« Le Scandale Clouzot », le magnifique portrait d’un monstre de cinéma

Le réalisateur Henri-Georges Clouzot avec Simone Signoret sur le tournage du film "Les Diaboliques" le 20 aout 1955.

Le réalisateur Henri-Georges Clouzot avec Simone Signoret sur le tournage du film "Les Diaboliques" le 20 aout 1955. © RUE DES ARCHIVES/AGIP

Un formidable documentaire sur Henri-Georges Clouzot, toujours au bord du précipice comme ses héros du « Salaire de la peur ».

C’est l’histoire d’un enfant qui faisait des cauchemars la nuit et qui, devenu adulte, a imposé les siens au monde entier. Pour une fois, le recours à une trame respectant l’ordre chronologique éclaire la vie et l’œuvre d’un artiste, en l’occurrence celles du plus grand cinéaste français. Témoin de la fin d’un couple en perdition, ses parents, le petit Clouzot écrit, à 5 ans, sa première pièce. A l’âge adulte, l’insomniaque est atteint de pleurésie et reste quatre ans alité. Si son corps survit, l’esprit d’Henri-Georges a, lui, atteint le fond du puits de la vie. Dans son journal, qui sert de fil rouge au film, il écrira : « J’ai un goût de mort dans la bouche. »

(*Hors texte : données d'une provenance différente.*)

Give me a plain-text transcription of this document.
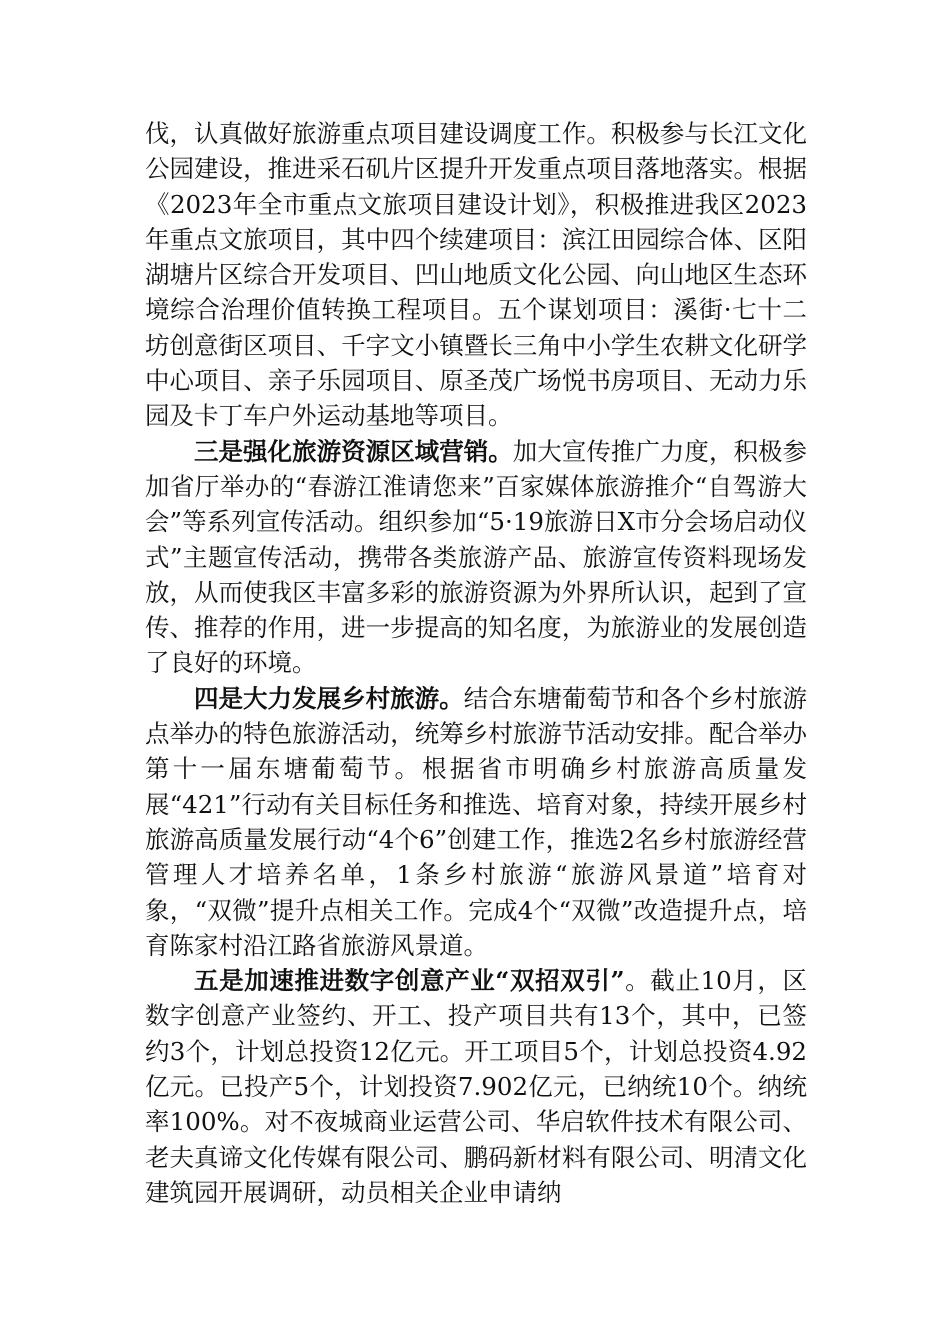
伐，认真做好旅游重点项目建设调度工作。积极参与长江文化公园建设，推进采石矶片区提升开发重点项目落地落实。根据《2023年全市重点文旅项目建设计划》，积极推进我区2023年重点文旅项目，其中四个续建项目：滨江田园综合体、区阳湖塘片区综合开发项目、凹山地质文化公园、向山地区生态环境综合治理价值转换工程项目。五个谋划项目：溪街·七十二坊创意街区项目、千字文小镇暨长三角中小学生农耕文化研学中心项目、亲子乐园项目、原圣茂广场悦书房项目、无动力乐园及卡丁车户外运动基地等项目。

三是强化旅游资源区域营销。加大宣传推广力度，积极参加省厅举办的“春游江淮请您来”百家媒体旅游推介“自驾游大会”等系列宣传活动。组织参加“5·19旅游日X市分会场启动仪式”主题宣传活动，携带各类旅游产品、旅游宣传资料现场发放，从而使我区丰富多彩的旅游资源为外界所认识，起到了宣传、推荐的作用，进一步提高的知名度，为旅游业的发展创造了良好的环境。

四是大力发展乡村旅游。结合东塘葡萄节和各个乡村旅游点举办的特色旅游活动，统筹乡村旅游节活动安排。配合举办第十一届东塘葡萄节。根据省市明确乡村旅游高质量发展“421”行动有关目标任务和推选、培育对象，持续开展乡村旅游高质量发展行动“4个6”创建工作，推选2名乡村旅游经营管理人才培养名单，1条乡村旅游“旅游风景道”培育对象，“双微”提升点相关工作。完成4个“双微”改造提升点，培育陈家村沿江路省旅游风景道。

五是加速推进数字创意产业“双招双引”。截止10月，区数字创意产业签约、开工、投产项目共有13个，其中，已签约3个，计划总投资12亿元。开工项目5个，计划总投资4.92亿元。已投产5个，计划投资7.902亿元，已纳统10个。纳统率100%。对不夜城商业运营公司、华启软件技术有限公司、老夫真谛文化传媒有限公司、鹏码新材料有限公司、明清文化建筑园开展调研，动员相关企业申请纳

Son sublime « Corbeau » fâche tout le monde

Devenu scénariste, il crée le scandale en acceptant de travailler pendant l’Occupation pour la Continental Films, dirigée par un nazi. Déjà intransigeant, son sublime « Corbeau » fâche tout le monde : les nazis - Goebbels voulait des films légers -, les collabos, les résistants, et l’Eglise. Peu importe, son pessimisme fécond, tel que le qualifie l’écrivain Pierre Assouline, s’empare des genres et les transfigure. « L’assassin habite au 21 », et le mal, chez tout le monde, c’est ça, la leçon Clouzot. Le réalisateur met en scène des hommes et des femmes torturés, en souffrance. Et pour que cela soit crédible, il n’hésite pas à appuyer lui-même sur la plaie.

Publicité

« Il n’est pas blanc-bleu, Georges. Il est comme tous les auteurs importants, il va au fond du problème », expliquait, dès « Quai des Orfèvres », Bernard Blier. Son fils Bertrand, devenu cinéaste, est lui aussi fasciné : « C’était un dangereux. » « C’était un vampire », précise une amie tombée amoureuse de lui. Il lui répondra : « Vous êtes heureuse, vous ne m’intéressez plus. » Voilà de quel bois se chauffait ce diable qui, pour éclairer ce brasier, puisait dans l’expressionnisme allemand avant d’entrer de plain-pied dans le cinéma expérimental. Il fallait à ce doc des témoignages exceptionnels, ils le sont, ainsi que les sublimes images rescapées de « l’Enfer », son chef-d’œuvre inachevé. Tout est là, il n’y a plus qu’à revoir une filmographie en forme de chemin de croix.

Dimanche 20 octobre à 23h20 sur Arte. Documentaire de Pierre-Henri Gibert (2017). 1h00. (Disponible en replay sur Arte+7).